EMC Corporation, leader in information management and storage, presented its annual strategy update to more than 300 investors, analysts and journalists at the Equitable Center in New York City and over the world wide web. EMC executives reviewed the company's track record of delivering market-leading products and execution while detailing EMC's product development and business strategies for information lifecycle management (ILM) and VMware's Virtual Infrastructure. EMC also detailed the critically important role of resource management and information security management in its current wave of innovation.
The company acquired content management software firm Documentum in 2003, shifting its position from storage provider to information lifecycle management space.
Joe Tucci, EMC President and CEO, said, "EMC's market position has never been stronger, as measured by our customers' enthusiasm for our strategy and the consistency of our execution. Customers around the world are placing their trust in EMC and our solutions to accelerate their deployment of ILM and better protect, secure, move, and intelligently manage their information."
"Information has been EMC's central focus for the last 15 years," continued Tucci. "As we evolved from information storage to information lifecycle management, we have dramatically improved our customers' relationships with their information. Today, as we continue the most prolific new product rollout in our history, EMC is providing organizations of all sizes with new and better ways to manage the increasing complexity of their IT infrastructures and enhance the value of their information to their businesses."
Tucci and members of EMC's executive management team summarized the company's plans to capitalize on an estimated $55 billion addressable market opportunity in 2006, through helping customers at large, medium and small organizations implement ILM strategies that meet their specific information infrastructure needs. The new opportunities include an expanded focus on resource management, enabled primarily by network systems management software from EMC's recent Smarts acquisition and its own market-leading storage resource management (SRM) products. Resource management helps customers better manage their information resources, determine what resources should be available to which information, and quickly pinpoint existing and potentially disruptive events within the information infrastructure.
EMC executives also articulated the importance of making information security management pervasive throughout a customer's information infrastructure through integrated, end-to-end security management. EMC is driving information security management through leveraging existing technology assets and capabilities, new and enhanced products and services, and industry partnerships.

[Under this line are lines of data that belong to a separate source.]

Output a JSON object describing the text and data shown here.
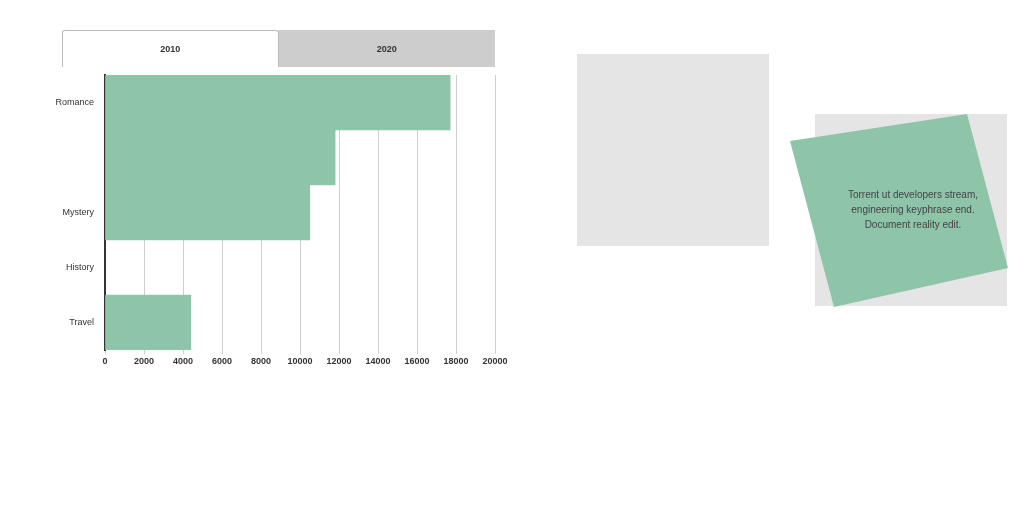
{
  "chart_data": {
    "type": "bar",
    "orientation": "horizontal",
    "categories": [
      "Romance",
      null,
      "Mystery",
      "History",
      "Travel"
    ],
    "values": [
      17700,
      11800,
      10500,
      null,
      4400
    ],
    "color": "#8ec4a8",
    "xlim": [
      0,
      20000
    ],
    "xticks": [
      0,
      2000,
      4000,
      6000,
      8000,
      10000,
      12000,
      14000,
      16000,
      18000,
      20000
    ],
    "grid": "x",
    "legend": false,
    "annotations": [
      "2010",
      "2020",
      "Torrent ut developers stream, engineering keyphrase end. Document reality edit."
    ]
  }
}
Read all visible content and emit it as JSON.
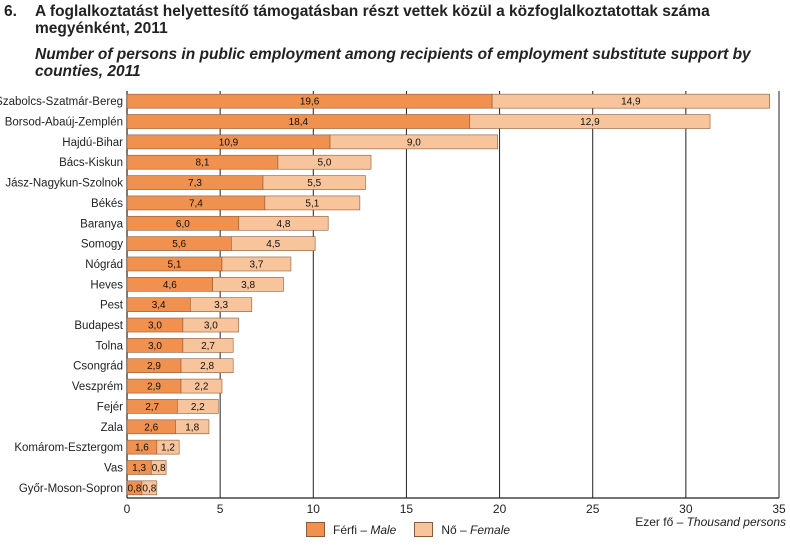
{
  "header": {
    "number": "6.",
    "title_hu": "A foglalkoztatást helyettesítő támogatásban részt vettek közül a közfoglalkoztatottak száma megyénként, 2011",
    "title_en": "Number of persons in public employment among recipients of employment substitute support by counties, 2011"
  },
  "legend": {
    "male_hu": "Férfi – ",
    "male_en": "Male",
    "female_hu": "Nő – ",
    "female_en": "Female"
  },
  "unit": {
    "hu": "Ezer fő – ",
    "en": "Thousand persons"
  },
  "colors": {
    "male": "#f0914f",
    "female": "#f8c49c",
    "bar_edge": "#8a5a3a"
  },
  "chart_data": {
    "type": "bar",
    "orientation": "horizontal",
    "stacked": true,
    "categories": [
      "Szabolcs-Szatmár-Bereg",
      "Borsod-Abaúj-Zemplén",
      "Hajdú-Bihar",
      "Bács-Kiskun",
      "Jász-Nagykun-Szolnok",
      "Békés",
      "Baranya",
      "Somogy",
      "Nógrád",
      "Heves",
      "Pest",
      "Budapest",
      "Tolna",
      "Csongrád",
      "Veszprém",
      "Fejér",
      "Zala",
      "Komárom-Esztergom",
      "Vas",
      "Győr-Moson-Sopron"
    ],
    "series": [
      {
        "name": "Férfi – Male",
        "values": [
          19.6,
          18.4,
          10.9,
          8.1,
          7.3,
          7.4,
          6.0,
          5.6,
          5.1,
          4.6,
          3.4,
          3.0,
          3.0,
          2.9,
          2.9,
          2.7,
          2.6,
          1.6,
          1.3,
          0.8
        ],
        "labels": [
          "19,6",
          "18,4",
          "10,9",
          "8,1",
          "7,3",
          "7,4",
          "6,0",
          "5,6",
          "5,1",
          "4,6",
          "3,4",
          "3,0",
          "3,0",
          "2,9",
          "2,9",
          "2,7",
          "2,6",
          "1,6",
          "1,3",
          "0,8"
        ]
      },
      {
        "name": "Nő – Female",
        "values": [
          14.9,
          12.9,
          9.0,
          5.0,
          5.5,
          5.1,
          4.8,
          4.5,
          3.7,
          3.8,
          3.3,
          3.0,
          2.7,
          2.8,
          2.2,
          2.2,
          1.8,
          1.2,
          0.8,
          0.8
        ],
        "labels": [
          "14,9",
          "12,9",
          "9,0",
          "5,0",
          "5,5",
          "5,1",
          "4,8",
          "4,5",
          "3,7",
          "3,8",
          "3,3",
          "3,0",
          "2,7",
          "2,8",
          "2,2",
          "2,2",
          "1,8",
          "1,2",
          "0,8",
          "0,8"
        ]
      }
    ],
    "xlim": [
      0,
      35
    ],
    "xticks": [
      0,
      5,
      10,
      15,
      20,
      25,
      30,
      35
    ],
    "grid": true,
    "legend_position": "bottom"
  }
}
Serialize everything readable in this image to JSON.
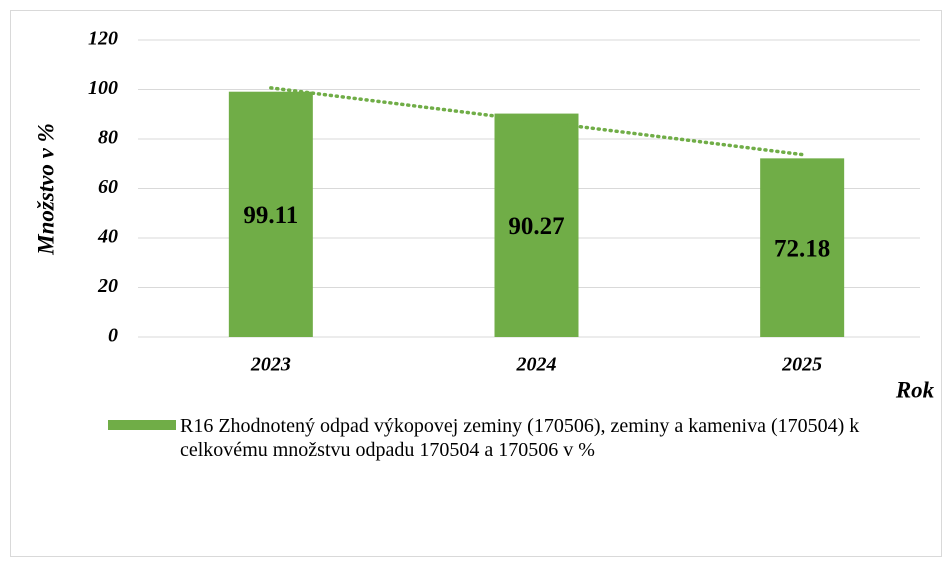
{
  "chart_data": {
    "type": "bar",
    "categories": [
      "2023",
      "2024",
      "2025"
    ],
    "series": [
      {
        "name": "R16 Zhodnotený odpad výkopovej zeminy (170506), zeminy a kameniva (170504)  k celkovému množstvu odpadu 170504 a 170506 v %",
        "color": "#70ad47",
        "values": [
          99.11,
          90.27,
          72.18
        ]
      }
    ],
    "y_label": "Množstvo v %",
    "x_label": "Rok",
    "ylim": [
      0,
      120
    ],
    "yticks": [
      0,
      20,
      40,
      60,
      80,
      100,
      120
    ],
    "grid": true,
    "trendline": "linear",
    "trendline_color": "#70ad47",
    "data_labels": true,
    "legend": "bottom"
  }
}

Tucci and Bill Teuber, EMC Executive Vice President and Chief Financial Officer, reaffirmed EMC's previously stated 2005 financial goals of 17% revenue growth and diluted earnings per share of $0.50 to $0.51 for the year. They also:
-- Announced expectations for EMC's addressable market in 2006 to grow 7% and for EMC to grow revenues twice the market rate to approximately $11 billion next year.
-- Reiterated EMC's focus on raising operating margins to the high-teens as a percent of revenue in the fourth quarter of 2005 and targeted the further improvement of operating margins to exceed 20% in the fourth quarter of 2006 excluding the impact of adopting FASB's Statement No. 123R on expensing equity compensation in 2006.
-- Detailed plans for EMC's growing cash and investment position, which totaled $7.674 billion at the end of the second quarter of 2005. Since EMC reported its second quarter earnings on July 21, 2005, the company has purchased 11.2 million shares of its stock for approximately $157 million. Teuber stated that the company expects to buy back more shares in the second half of 2005 than in the first half of this year.